We discussed how the marijuana was making the dopamine float around our nucleus accumbens last night when we were high. Yet another example of how our science classes are perverting our good times.
i kept drunkenly begging people i met to be in my facebook mafia
What'd you guys eat?
Literally everything that was frozen.
After I threw him out he walked down the street peeing in stride. I almost wanted to let him back in.
You both must have been completely wasted because every once in a while we would hear you both stop and start singing to each other. At one point it was taylor swift.
I have the slightest memory of swinging a bag full of condoms over my head...
You better buy her a motherfucking bunnyrabit to make up for this. And me footsie pajamas for being a cockblock.
We turned on "find my friends" and watched her progress.
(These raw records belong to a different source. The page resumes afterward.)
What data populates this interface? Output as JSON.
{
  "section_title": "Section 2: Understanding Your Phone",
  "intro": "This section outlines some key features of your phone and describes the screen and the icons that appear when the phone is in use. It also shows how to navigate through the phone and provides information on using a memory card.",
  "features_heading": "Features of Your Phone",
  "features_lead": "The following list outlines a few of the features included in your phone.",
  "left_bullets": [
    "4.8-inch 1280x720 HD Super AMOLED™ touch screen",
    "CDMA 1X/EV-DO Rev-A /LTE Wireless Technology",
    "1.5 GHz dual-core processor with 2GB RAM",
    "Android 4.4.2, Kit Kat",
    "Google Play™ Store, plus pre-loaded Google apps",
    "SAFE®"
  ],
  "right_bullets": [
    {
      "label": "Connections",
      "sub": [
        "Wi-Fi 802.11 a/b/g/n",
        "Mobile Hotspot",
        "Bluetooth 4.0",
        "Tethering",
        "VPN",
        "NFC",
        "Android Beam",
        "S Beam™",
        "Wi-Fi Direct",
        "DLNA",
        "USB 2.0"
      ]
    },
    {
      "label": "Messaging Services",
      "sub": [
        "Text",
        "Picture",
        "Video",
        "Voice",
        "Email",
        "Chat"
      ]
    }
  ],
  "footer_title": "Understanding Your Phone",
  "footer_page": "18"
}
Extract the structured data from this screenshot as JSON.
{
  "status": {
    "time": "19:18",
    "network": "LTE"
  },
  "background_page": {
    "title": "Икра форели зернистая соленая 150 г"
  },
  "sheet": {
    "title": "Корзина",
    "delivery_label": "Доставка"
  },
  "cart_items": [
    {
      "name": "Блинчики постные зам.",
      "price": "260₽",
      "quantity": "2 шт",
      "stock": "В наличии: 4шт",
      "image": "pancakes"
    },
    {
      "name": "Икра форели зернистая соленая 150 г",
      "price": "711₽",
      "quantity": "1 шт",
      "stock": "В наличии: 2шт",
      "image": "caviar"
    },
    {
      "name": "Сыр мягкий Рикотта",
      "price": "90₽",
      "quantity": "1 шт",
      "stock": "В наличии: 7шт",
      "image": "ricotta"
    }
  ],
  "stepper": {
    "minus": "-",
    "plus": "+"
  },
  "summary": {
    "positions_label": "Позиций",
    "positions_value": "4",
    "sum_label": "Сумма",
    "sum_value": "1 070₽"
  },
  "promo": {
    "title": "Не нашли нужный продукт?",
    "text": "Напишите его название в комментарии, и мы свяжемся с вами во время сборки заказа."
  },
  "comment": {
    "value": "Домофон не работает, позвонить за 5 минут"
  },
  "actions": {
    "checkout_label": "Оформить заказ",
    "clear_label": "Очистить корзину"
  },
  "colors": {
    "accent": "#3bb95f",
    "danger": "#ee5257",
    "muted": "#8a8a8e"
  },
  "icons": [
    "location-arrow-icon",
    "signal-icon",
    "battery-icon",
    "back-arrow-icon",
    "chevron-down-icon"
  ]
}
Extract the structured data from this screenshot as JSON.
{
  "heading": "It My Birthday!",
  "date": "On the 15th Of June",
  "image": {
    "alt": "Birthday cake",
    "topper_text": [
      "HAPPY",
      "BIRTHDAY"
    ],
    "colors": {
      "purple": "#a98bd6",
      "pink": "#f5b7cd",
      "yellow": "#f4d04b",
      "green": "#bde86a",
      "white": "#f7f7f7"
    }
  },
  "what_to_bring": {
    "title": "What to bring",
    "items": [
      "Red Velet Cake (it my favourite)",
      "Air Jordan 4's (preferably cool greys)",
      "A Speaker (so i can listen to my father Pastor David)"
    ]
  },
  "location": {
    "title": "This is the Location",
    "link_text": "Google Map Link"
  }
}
Got concerned when she didn't move for an hour on Adelaide, turned out a booty call was made, then she went back to the bars.
She just told me she thinks she bruised her labia in class
Sorry that I was such a monster last night. It was the drugs, I promise.
You should just skip the small talk from now on and instead say something like "You need to come slay the dragon, be here in 15?"
I just did shots of fireball with my dad in a car wash. How's your pregaming going?
If I had feelings, you would have hurt them.
Can't believe we're making vacation plans with the guy we had a threesome with
You better not fucking die before we have sex while you blow fire. I'm serious. Don't mess up my sexual bucket list.